Bactrocera carambolae often feed prior to depositing eggs under the skin of a fruit, therefore you can characterize a fruit that has been fed on by the likelihood of dark spots, or imperfections. Dark spots on the skin of fruits are induced by the female carambola fruit fly laying her eggs. Sometimes there may be no symptoms of infestation on the outside of the fruit following feeding, however dark spots are seen especially on carambola, cherry and guava fruits. Carambola fruit flies prefer to feed on tropical fruits, such as mangos, papayas, and oranges, using their proboscis to pierce the skin and suck liquids from the underlying flesh.

=== Mating and pheromones ===
Only adult B. carambolae are capable of mating through sexual reproduction, although the larval stage is capable of producing pheromones to a certain degree. Male B. carambolae are strongly attracted to methyl eugenol (ME), which is a secondary plant compound found worldwide. As they feed on this compound, they convert it into a phenylpropanoid known as (E)-coniferyl alcohol (ECF). This new compound is stored in the rectal gland of the male, ready to be released as a sex pheromone during courtship. Endogenous production of major compound 6-oxo-1-nonanol, and minor compound N-3-methylbutyl acetamide, also contribute to courtship and reproduction. They are stored in the male rectal gland, and when released into the air they create upwind flight via zigzag movement, attracting a significant number of female B. carambolae for courtship. The production of all three endogenous compounds increase with age, reaching its maximum at sexual maturity. The mating period of this species correlates with the time of dusk.

=== Predators ===
The endogenous volatile, 6-oxo-1-nonanol, produced by male B. carambolae is also used a deterrent for predators, such as several species of gecko. The production of this endogenous compound is age-related. The gecko is an avid consumer of immature carambola larvae, however their consumption greatly decreases when it comes to sexually mature male B. carambolae. This effect is also seen on female B. carambolae, who do not naturally create 6-oxo-1-nonanol, when extracted male volatiles are topically applied to the thorax.

== Impact ==
Bactrocera carambolae threaten the economy, diversity, food security, and human health. Total crop failure is common in regions that have been hit with intense fruit fly invasions. The economic losses through invasions by the carambola fruit fly, and those alike, raise a major concern for farmers and government agencies. The plant hosts that are most commonly affected, such as papaya, mango, avocado, are of economic importance. Along with carambola fruit fly invasion comes the risk of increased pesticide and how those chemicals have negative consequences for the environment. In Brazil B. carambolae has been found in 21 host fruits, and is at great risk for dispersal of these pests due to the year-round high temperatures and being a major sector for fruit farming.

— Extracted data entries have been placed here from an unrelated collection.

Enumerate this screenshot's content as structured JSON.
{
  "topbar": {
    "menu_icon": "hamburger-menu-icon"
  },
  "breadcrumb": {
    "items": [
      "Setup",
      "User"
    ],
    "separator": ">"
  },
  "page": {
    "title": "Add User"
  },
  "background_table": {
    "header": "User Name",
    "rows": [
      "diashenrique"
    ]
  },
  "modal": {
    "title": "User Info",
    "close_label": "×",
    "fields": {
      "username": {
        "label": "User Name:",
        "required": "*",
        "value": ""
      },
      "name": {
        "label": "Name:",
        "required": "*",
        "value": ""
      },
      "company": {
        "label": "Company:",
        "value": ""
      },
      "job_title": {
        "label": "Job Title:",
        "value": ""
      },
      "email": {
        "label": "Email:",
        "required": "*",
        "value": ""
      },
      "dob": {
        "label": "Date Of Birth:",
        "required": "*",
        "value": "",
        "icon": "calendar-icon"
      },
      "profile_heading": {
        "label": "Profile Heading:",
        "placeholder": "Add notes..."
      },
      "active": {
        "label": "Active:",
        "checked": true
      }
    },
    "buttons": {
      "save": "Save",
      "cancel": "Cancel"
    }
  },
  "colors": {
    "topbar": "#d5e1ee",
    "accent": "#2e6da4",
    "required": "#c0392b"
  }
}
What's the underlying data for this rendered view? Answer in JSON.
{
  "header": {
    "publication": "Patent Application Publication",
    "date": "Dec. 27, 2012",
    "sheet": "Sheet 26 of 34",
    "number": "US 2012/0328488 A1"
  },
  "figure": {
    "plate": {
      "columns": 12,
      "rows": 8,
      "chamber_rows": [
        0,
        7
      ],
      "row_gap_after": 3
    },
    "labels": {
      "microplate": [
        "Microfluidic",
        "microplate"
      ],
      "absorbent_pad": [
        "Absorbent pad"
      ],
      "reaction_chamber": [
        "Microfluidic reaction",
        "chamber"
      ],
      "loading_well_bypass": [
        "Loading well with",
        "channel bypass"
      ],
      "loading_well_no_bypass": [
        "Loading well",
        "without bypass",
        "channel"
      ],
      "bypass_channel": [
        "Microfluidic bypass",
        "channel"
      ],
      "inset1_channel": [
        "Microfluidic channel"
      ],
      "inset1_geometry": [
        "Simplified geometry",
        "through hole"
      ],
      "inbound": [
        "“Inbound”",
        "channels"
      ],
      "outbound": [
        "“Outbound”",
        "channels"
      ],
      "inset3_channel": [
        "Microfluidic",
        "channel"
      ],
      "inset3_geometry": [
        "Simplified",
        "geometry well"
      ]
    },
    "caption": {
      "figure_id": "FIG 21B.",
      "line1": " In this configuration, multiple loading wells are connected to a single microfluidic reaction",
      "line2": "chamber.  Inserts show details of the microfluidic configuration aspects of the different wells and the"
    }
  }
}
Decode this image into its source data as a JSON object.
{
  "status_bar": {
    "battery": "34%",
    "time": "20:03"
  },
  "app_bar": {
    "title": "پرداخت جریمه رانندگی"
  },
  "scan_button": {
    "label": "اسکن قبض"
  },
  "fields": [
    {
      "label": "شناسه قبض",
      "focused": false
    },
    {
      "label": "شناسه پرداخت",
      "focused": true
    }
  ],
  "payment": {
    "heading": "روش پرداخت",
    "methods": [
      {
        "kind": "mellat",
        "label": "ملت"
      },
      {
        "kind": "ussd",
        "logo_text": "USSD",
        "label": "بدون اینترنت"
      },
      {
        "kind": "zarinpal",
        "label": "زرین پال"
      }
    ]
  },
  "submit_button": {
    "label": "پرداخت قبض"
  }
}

== Prevention and control ==
Amazonian isolates of Metarhizium, entomopathogenic fungi, are an effective tool in the control of B. carambolae. In both non-sterile and sterile soil treated with Metarhizium, B. carambolae larvae and pupae perish, and those that do not perish, but grow into adults, decease within five days of emergence from the soil. It is important to consider that carambola fruit flies are highly fertile and long-lived when considering prevention and control techniques.

Wrapping fruit in newspaper, brown paper bag, or a sleeve, is one of the most effective control methods. Wrapping provides a physical barrier to the skin of the fruit, inhibiting the deposition of eggs. This method becomes even more effective when the fruit is wrapped before ripening, as most B. carambolae attack following ripening.

Bait sprays are more environmentally acceptable variants of chemical control compared to cover sprays, and consist of an insecticide and a protein bait. B. carambolae are attracted to the scent of ammonia present in the insecticide, therefore it can be applied to only a small amount of spots in a crop and remain effective.